Uyumsuz çetenin serüvenine kritik bir noktada, geçici süreliğine ‘misafir oyuncu’ gibi dahil olan Xenk (Regé-Jean Page), önemli bir karakter. Edgin’in hiç sevmediği ve önyargıyla baktığı Kızıl Büyücü halkından gelen Xenk, genç olmasına karşın dörtlü ekibin hiçbir üyesinde olmayan bir bilgeliği temsil ediyor. Ayrıca lafını hiç sakınmayan eleştirel tavırlarıyla özellikle Edgin’in kafasını çok karıştırıyor; onu ırkçı önyargılarıyla yüzleştiriyor. Edgin’in finalde verdiği kritik karar sırasında Xenk’in söyledikleri geliyor aklımıza.
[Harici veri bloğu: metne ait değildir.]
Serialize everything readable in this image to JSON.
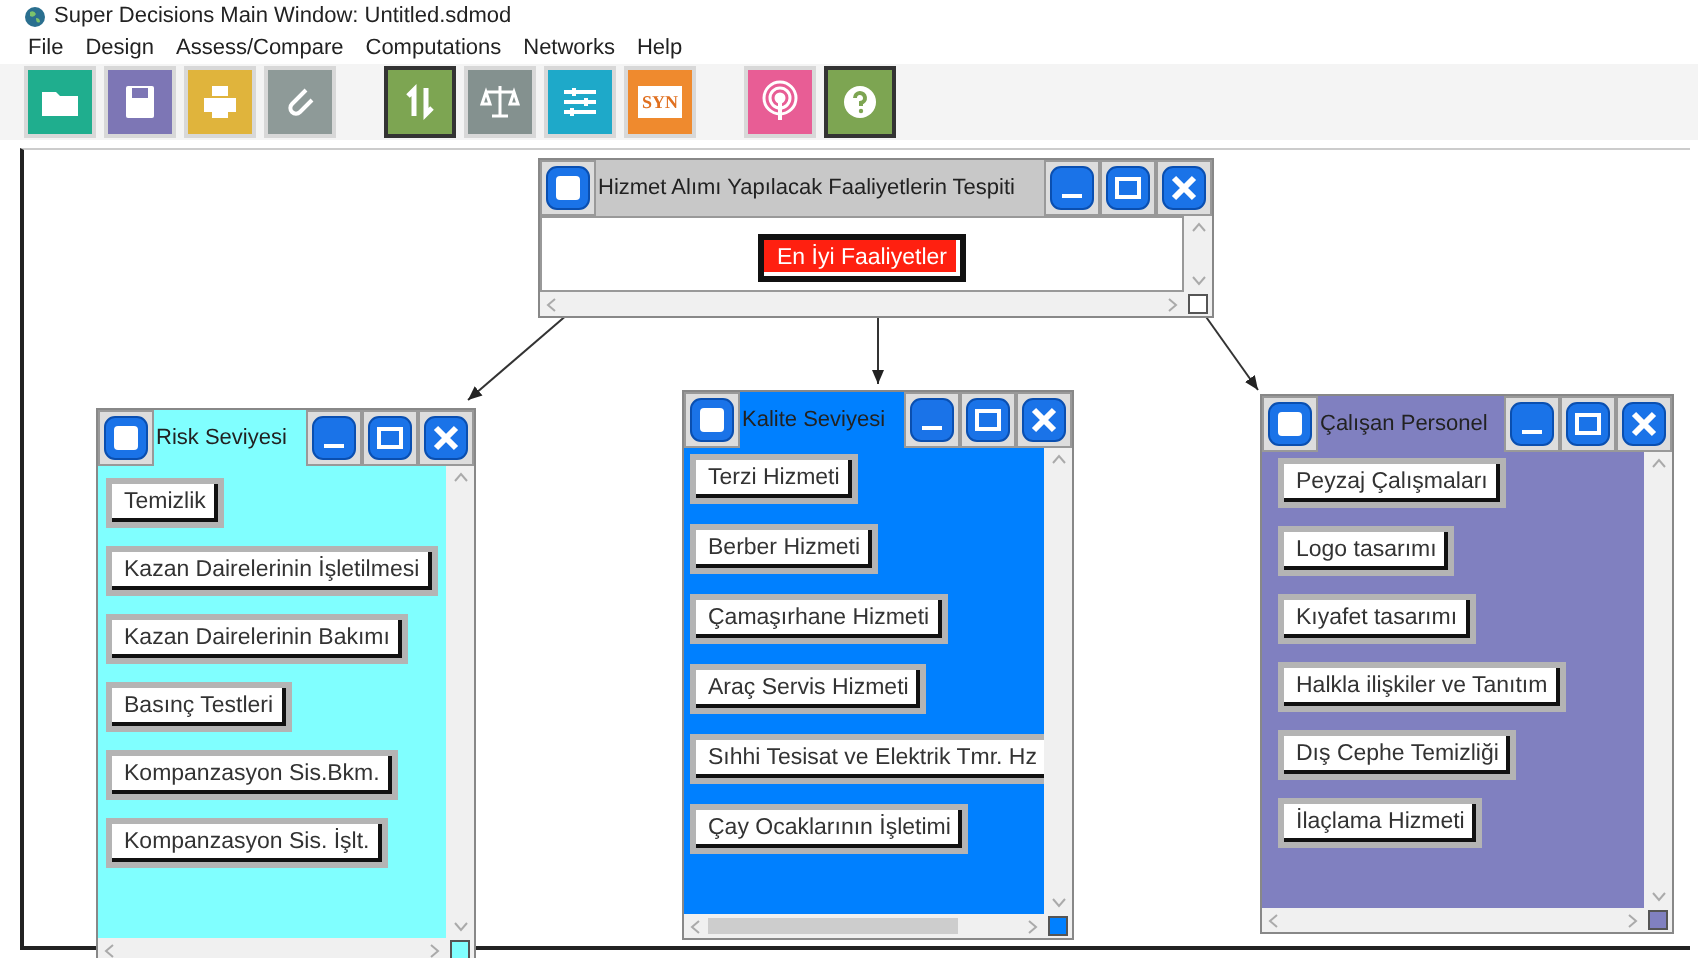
{
  "window": {
    "title": "Super Decisions Main Window: Untitled.sdmod"
  },
  "menu": [
    "File",
    "Design",
    "Assess/Compare",
    "Computations",
    "Networks",
    "Help"
  ],
  "toolbar": [
    {
      "kind": "folder",
      "color": "#1fae8e",
      "pressed": false
    },
    {
      "kind": "save",
      "color": "#7d76b5",
      "pressed": false
    },
    {
      "kind": "print",
      "color": "#e0b43c",
      "pressed": false
    },
    {
      "kind": "clip",
      "color": "#8e9a98",
      "pressed": false
    },
    {
      "kind": "sync",
      "color": "#7da552",
      "pressed": true
    },
    {
      "kind": "scale",
      "color": "#84918f",
      "pressed": false
    },
    {
      "kind": "sliders",
      "color": "#1ea9c9",
      "pressed": false
    },
    {
      "kind": "syn",
      "color": "#ef8a2e",
      "pressed": false,
      "label": "SYN"
    },
    {
      "kind": "antenna",
      "color": "#e85d95",
      "pressed": false
    },
    {
      "kind": "help",
      "color": "#7da552",
      "pressed": true
    }
  ],
  "clusters": [
    {
      "title": "Hizmet Alımı Yapılacak Faaliyetlerin Tespiti",
      "color": "#c8c8c8",
      "nodes": [
        {
          "label": "En İyi Faaliyetler",
          "selected": true
        }
      ]
    },
    {
      "title": "Risk Seviyesi",
      "color": "#80ffff",
      "nodes": [
        {
          "label": "Temizlik",
          "selected": false
        },
        {
          "label": "Kazan Dairelerinin İşletilmesi",
          "selected": false
        },
        {
          "label": "Kazan Dairelerinin Bakımı",
          "selected": false
        },
        {
          "label": "Basınç Testleri",
          "selected": false
        },
        {
          "label": "Kompanzasyon Sis.Bkm.",
          "selected": false
        },
        {
          "label": "Kompanzasyon Sis. İşlt.",
          "selected": false
        }
      ]
    },
    {
      "title": "Kalite Seviyesi",
      "color": "#0080ff",
      "nodes": [
        {
          "label": "Terzi Hizmeti",
          "selected": false
        },
        {
          "label": "Berber Hizmeti",
          "selected": false
        },
        {
          "label": "Çamaşırhane Hizmeti",
          "selected": false
        },
        {
          "label": "Araç Servis Hizmeti",
          "selected": false
        },
        {
          "label": "Sıhhi Tesisat ve Elektrik Tmr. Hz",
          "selected": false
        },
        {
          "label": "Çay Ocaklarının İşletimi",
          "selected": false
        }
      ]
    },
    {
      "title": "Çalışan Personel",
      "color": "#8080c0",
      "nodes": [
        {
          "label": "Peyzaj Çalışmaları",
          "selected": false
        },
        {
          "label": "Logo tasarımı",
          "selected": false
        },
        {
          "label": "Kıyafet tasarımı",
          "selected": false
        },
        {
          "label": "Halkla ilişkiler ve Tanıtım",
          "selected": false
        },
        {
          "label": "Dış Cephe Temizliği",
          "selected": false
        },
        {
          "label": "İlaçlama Hizmeti",
          "selected": false
        }
      ]
    }
  ]
}
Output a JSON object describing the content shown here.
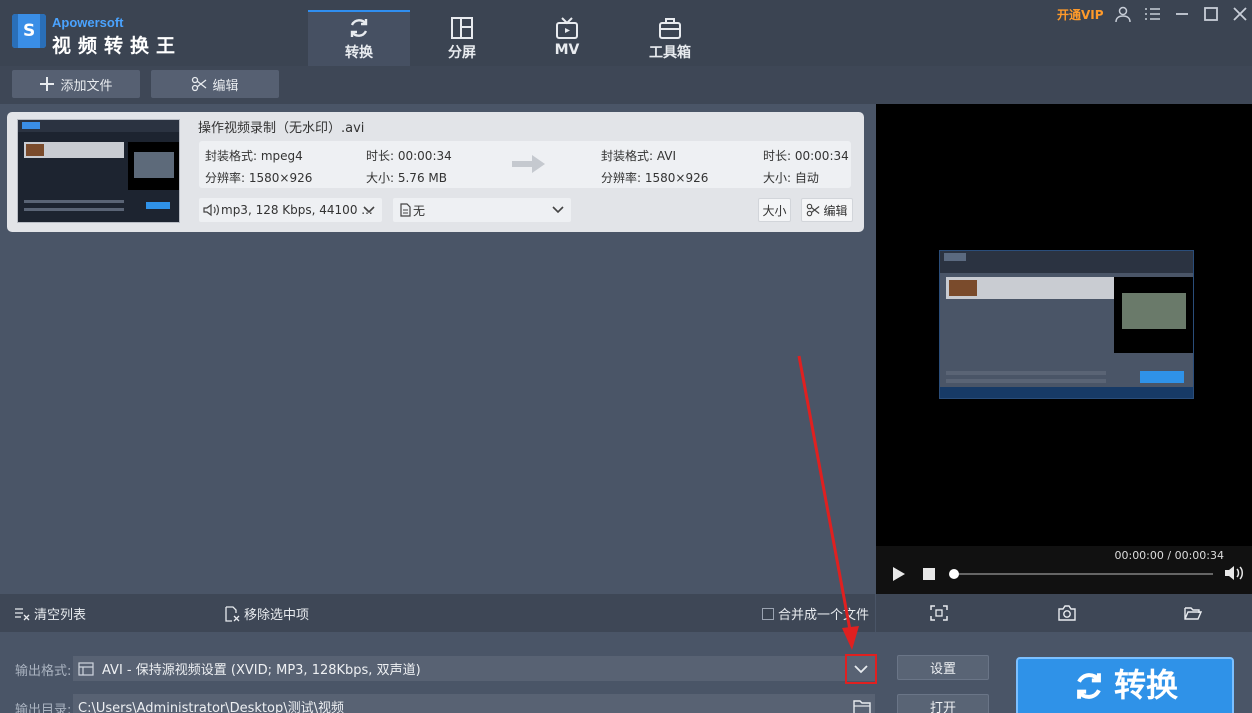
{
  "app": {
    "brand_en": "Apowersoft",
    "brand_cn": "视频转换王",
    "vip_label": "开通VIP"
  },
  "tabs": [
    {
      "label": "转换",
      "icon": "refresh-icon",
      "active": true
    },
    {
      "label": "分屏",
      "icon": "split-screen-icon",
      "active": false
    },
    {
      "label": "MV",
      "icon": "tv-icon",
      "active": false
    },
    {
      "label": "工具箱",
      "icon": "toolbox-icon",
      "active": false
    }
  ],
  "toolbar": {
    "add_file_label": "添加文件",
    "edit_label": "编辑"
  },
  "file": {
    "name": "操作视频录制（无水印）.avi",
    "source": {
      "container": "封装格式: mpeg4",
      "duration": "时长: 00:00:34",
      "resolution": "分辨率: 1580×926",
      "size": "大小: 5.76 MB"
    },
    "target": {
      "container": "封装格式: AVI",
      "duration": "时长: 00:00:34",
      "resolution": "分辨率: 1580×926",
      "size": "大小: 自动"
    },
    "audio_track": "mp3, 128 Kbps, 44100 ...",
    "subtitle": "无",
    "size_button": "大小",
    "edit_button": "编辑"
  },
  "preview": {
    "time": "00:00:00 / 00:00:34"
  },
  "list_actions": {
    "clear_label": "清空列表",
    "remove_label": "移除选中项",
    "merge_label": "合并成一个文件"
  },
  "output": {
    "format_label": "输出格式:",
    "format_value": "AVI - 保持源视频设置 (XVID; MP3, 128Kbps, 双声道)",
    "settings_button": "设置",
    "dir_label": "输出目录:",
    "dir_value": "C:\\Users\\Administrator\\Desktop\\测试\\视频",
    "open_button": "打开",
    "convert_button": "转换"
  },
  "colors": {
    "accent": "#2f92e8",
    "highlight": "#e02020",
    "vip": "#ff9a2a"
  }
}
Filmin en akılda kalıcı aksiyon sahnesi, şekil değiştiren Doric’in kanatlı böcek olarak casusluk yaparken Sofina tarafından fark edilmesinin ardından gelen uzun kovalamaca sahnesi... Doric’in duruma ve koşullara göre farklı hayvanlara dönüşerek takipten kurtulmaya çalıştığı, bilgisayar kökenli görüntülerin (CGI) ağırlıklı olduğu heyecanlı ve güzel bir sahne bu… Ekibin yeraltı dehlizlerinde tombul bir ejderha tarafından dakikalarca ısrarla kovalanmasını da atlamayalım. Aksiyonla kara mizahı birleştiren hoş bir sahne seyrediyoruz.
Mizah duygusuyla öne çıkan bir film ‘Zindanlar ve Ejderhalar: Hırsızlar Arasındaki Onur’… Karakterler arasındaki diyaloglar bazen hayli eğlenceli ama filmin en komik sahnesi galiba mezarlıkta geçiyor. Büyü marifetiyle mezarlıktaki ölüleri geçici olarak uyandırdıkları ve onlara sordukları sorularla sihirli Miğfer’in izini takip ettikleri sahnenin iyi yazıldığı kesin.
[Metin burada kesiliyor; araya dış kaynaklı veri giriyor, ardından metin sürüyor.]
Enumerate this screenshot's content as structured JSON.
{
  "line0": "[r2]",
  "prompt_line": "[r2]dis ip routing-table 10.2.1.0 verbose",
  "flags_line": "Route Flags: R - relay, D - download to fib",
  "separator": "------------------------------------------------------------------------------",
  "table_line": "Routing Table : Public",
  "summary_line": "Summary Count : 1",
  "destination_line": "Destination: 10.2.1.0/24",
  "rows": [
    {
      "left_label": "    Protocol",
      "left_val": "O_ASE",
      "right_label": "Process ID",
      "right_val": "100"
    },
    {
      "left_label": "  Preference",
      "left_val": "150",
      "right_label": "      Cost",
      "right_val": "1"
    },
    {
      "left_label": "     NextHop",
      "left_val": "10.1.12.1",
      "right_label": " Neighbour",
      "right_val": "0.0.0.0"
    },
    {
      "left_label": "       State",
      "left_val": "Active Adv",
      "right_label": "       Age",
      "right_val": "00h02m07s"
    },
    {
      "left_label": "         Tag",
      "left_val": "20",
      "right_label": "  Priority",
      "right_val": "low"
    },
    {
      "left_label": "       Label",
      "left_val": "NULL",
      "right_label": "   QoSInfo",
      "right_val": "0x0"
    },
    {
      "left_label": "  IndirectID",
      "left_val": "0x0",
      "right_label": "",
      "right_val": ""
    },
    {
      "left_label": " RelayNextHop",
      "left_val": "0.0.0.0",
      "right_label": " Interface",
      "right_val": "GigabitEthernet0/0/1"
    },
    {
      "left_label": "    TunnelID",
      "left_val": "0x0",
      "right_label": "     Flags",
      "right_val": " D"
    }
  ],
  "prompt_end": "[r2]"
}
Chris Pine ve Hugh Grant’in ellerindeki komedi malzemesinin tadını çıkararak oynadığını düşünüyorum. Tahmin ettiğimiz yere bağlansa da Forge’nin babalık içgüdüsüne kendini kaptırıp Kira’yı sahiplenmesi, öykünün tuhaf yanlarından biri. Grant, karakterin çelişkilerini yorumlarken eğlenceli bir performans çıkarıyor. Sürpriz bir misafir oyuncunun yer aldığı Marlamin sahnesinde de hoş bir ironi tutturuluyor; cinsiyetçi ön yargılarımızla dalga geçiliyor.
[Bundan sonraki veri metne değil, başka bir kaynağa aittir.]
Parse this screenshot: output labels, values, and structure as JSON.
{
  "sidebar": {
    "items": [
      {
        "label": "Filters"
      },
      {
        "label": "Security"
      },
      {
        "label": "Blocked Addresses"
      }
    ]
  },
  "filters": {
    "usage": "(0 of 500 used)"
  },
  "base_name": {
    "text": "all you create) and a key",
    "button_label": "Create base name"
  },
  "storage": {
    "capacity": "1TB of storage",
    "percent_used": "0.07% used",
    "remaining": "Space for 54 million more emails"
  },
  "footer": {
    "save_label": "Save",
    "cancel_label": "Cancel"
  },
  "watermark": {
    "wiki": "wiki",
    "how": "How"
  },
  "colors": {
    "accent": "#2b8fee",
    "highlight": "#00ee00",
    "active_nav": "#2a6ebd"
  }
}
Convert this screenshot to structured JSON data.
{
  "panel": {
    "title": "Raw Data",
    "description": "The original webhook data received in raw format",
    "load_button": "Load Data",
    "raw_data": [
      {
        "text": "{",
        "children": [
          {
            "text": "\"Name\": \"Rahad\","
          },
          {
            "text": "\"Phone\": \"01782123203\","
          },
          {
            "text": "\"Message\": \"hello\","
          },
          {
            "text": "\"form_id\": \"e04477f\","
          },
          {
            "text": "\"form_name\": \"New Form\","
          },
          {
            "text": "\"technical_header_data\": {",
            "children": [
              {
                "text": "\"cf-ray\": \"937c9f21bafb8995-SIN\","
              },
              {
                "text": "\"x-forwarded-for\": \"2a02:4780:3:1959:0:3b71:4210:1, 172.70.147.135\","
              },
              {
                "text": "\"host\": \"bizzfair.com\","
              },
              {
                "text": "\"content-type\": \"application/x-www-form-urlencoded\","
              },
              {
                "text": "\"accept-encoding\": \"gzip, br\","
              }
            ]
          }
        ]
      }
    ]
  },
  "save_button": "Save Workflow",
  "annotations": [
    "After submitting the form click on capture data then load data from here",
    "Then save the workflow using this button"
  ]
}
‘Zindanlar ve Ejderhalar: Hırsızlar Arasındaki Onur’ aksiyon ve fantezi meraklıları dışında öyle herkese önerebileceğim, çok ciddiye alınacak bir film değil. Tüm kötülüklerin kaynağı büyücü Sofina, düzlüğü ve sıradanlığıyla öykünün zayıf halkası. Ama son tahlilde, ilk üçlemenin kötü şöhretini unutturan, hafif ve eğlenceli bir seyirlik var karşımızda.